German single-seat glider, 1923

The Akaflieg Darmstadt D-9 Konsul, often shortened to Darmstadt D-9 Konsul, was a high performance, single seat, cantilever monoplane sailplane, designed and built by a German University student group in 1923 for hill soaring.

==Development==

The Akademische Fliegergruppe of the Technical University of Darmstadt was first formed in 1921. It was, and is, a group of aeronautical students who design and construct aircraft as part of their studies and with the help and encouragement of their University. The 1923 D-9 monoplane was named in honour of Karl Kotzenberg, sometime Consul General to Norway, who had provided financial support for the project. It was the most advanced glider of its day and had the highest aspect ratio (initially 16.66) of any existing aircraft.

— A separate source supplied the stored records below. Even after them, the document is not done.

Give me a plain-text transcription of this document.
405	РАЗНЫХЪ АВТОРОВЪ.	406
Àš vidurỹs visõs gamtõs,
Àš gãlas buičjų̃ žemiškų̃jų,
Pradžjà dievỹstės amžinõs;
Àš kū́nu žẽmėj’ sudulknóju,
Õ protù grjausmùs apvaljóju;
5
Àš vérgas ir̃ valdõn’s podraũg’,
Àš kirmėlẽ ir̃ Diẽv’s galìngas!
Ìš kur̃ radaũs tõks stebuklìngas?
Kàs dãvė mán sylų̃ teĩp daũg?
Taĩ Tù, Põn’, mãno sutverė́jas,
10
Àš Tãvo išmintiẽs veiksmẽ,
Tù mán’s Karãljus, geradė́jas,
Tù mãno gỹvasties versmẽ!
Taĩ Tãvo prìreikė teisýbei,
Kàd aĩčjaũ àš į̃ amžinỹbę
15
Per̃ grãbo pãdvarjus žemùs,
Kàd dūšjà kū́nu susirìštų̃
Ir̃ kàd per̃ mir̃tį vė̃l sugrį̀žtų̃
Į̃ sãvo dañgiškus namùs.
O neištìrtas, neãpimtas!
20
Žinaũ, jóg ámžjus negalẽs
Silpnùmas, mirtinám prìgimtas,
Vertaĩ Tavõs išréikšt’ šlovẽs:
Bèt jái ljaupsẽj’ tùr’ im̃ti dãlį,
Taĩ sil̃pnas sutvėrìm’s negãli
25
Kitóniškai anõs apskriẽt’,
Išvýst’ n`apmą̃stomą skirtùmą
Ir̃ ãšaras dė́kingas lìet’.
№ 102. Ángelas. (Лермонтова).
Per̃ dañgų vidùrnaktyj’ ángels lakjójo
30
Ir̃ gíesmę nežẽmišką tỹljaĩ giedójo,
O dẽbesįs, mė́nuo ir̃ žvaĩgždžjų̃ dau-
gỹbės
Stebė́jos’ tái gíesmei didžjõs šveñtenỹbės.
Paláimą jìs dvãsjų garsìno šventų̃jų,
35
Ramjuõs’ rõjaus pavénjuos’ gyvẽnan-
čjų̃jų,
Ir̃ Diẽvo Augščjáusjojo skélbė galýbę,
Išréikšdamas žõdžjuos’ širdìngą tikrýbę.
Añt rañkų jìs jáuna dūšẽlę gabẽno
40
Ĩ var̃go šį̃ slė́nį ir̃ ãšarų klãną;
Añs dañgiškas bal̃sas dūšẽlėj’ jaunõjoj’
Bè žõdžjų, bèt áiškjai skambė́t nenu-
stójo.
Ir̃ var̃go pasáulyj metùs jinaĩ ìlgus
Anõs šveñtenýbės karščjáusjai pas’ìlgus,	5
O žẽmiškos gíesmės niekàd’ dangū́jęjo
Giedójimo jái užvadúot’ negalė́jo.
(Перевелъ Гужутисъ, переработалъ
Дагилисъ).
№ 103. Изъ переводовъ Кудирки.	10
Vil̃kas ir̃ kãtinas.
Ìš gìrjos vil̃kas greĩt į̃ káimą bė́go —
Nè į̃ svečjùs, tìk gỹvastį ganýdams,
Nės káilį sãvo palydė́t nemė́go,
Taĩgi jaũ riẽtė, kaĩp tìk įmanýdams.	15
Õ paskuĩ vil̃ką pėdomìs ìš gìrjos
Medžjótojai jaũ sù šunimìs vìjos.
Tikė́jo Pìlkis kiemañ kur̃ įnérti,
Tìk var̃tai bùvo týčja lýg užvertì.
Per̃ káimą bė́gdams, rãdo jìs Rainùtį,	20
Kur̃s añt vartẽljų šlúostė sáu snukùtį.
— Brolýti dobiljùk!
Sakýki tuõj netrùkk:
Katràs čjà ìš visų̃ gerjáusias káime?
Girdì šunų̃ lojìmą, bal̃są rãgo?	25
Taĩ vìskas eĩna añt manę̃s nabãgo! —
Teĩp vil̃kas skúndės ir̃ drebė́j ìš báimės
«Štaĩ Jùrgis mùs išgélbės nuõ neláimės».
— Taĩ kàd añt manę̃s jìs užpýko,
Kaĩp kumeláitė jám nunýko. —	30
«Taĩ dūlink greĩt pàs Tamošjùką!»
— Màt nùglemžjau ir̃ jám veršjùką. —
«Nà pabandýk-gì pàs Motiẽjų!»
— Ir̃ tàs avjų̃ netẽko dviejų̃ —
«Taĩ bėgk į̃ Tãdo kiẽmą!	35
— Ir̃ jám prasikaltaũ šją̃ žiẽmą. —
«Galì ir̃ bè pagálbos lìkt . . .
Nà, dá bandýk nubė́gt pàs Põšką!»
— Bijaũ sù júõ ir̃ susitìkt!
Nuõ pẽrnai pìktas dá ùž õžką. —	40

The Konsul was a wood-framed aircraft with a high, cantilever, single spar wing with stressed 3-ply covering from the spar to the leading edge and fabric covered aft. It was built in three parts, an 8 m (26 ft 3 in) inner section with a box spar and outer panels with an I-section one. The wing had a thick and strongly cambered profile, using the then new Göttingen 535 airfoil with its high lift to drag ratio that attracted many pre-World War II sailplane designers. The long wings had constant chord except for tapered tips, where the wing decreased in thickness. There was no dihedral. Half span, large area ailerons had angled hinges attached to the spar at its tip and, in the early flight tests, projected well beyond the fixed wing tip. These proved both heavy in flight and vulnerable on the ground, so were soon tapered and rounded off, slightly reducing the span and aspect ratio. The ailerons operated differentially, upward deflections being smaller than downward ones; this was a relatively new way of reducing adverse yaw but in addition the rudder and ailerons were interconnected. Small rudder deflections did not affect the ailerons but larger ones moved them appropriately. No flaps, airbrakes or spoilers were fitted, normal for the time

The fuselage of the Konsul was a 3-ply skinned, oval cross sectioned semi-monocoque, with a blunt nose and slightly tapered and more rounded towards the tail. The open, unscreened cockpit was well ahead of the wing, which was mounted directly on top of the fuselage. A short undercarriage skid was attached to the fuselage underside via rubber blocks, aided by a small tailskid. The empennage was fabric covered, straight edged with angled tips; the fin and tailplane had narrower chord than the generous control surfaces and slight sweep on their leading edges. The rudder, which reached down to the bottom of the fuselage, moved within a cut-out in the elevators.

==Operational history==

The D-9 Konsul first flew in 1923 and took part in both the 1923 and 1924 Rhön events. In 1923 the Konsul, flown by Albert Botsch, one of its designers, won the distance prize with a record breaking flight of 18.7 km (11.6 mi). In 1925 it won the distance prize again, piloted by Johannes Nehring. Nehring set another distance record that year with a flight of 24.4 km (15.2 mi) during a visit to the Crimea, hill soaring as before. The Konsul remained active until 1927 when it was destroyed in an accident.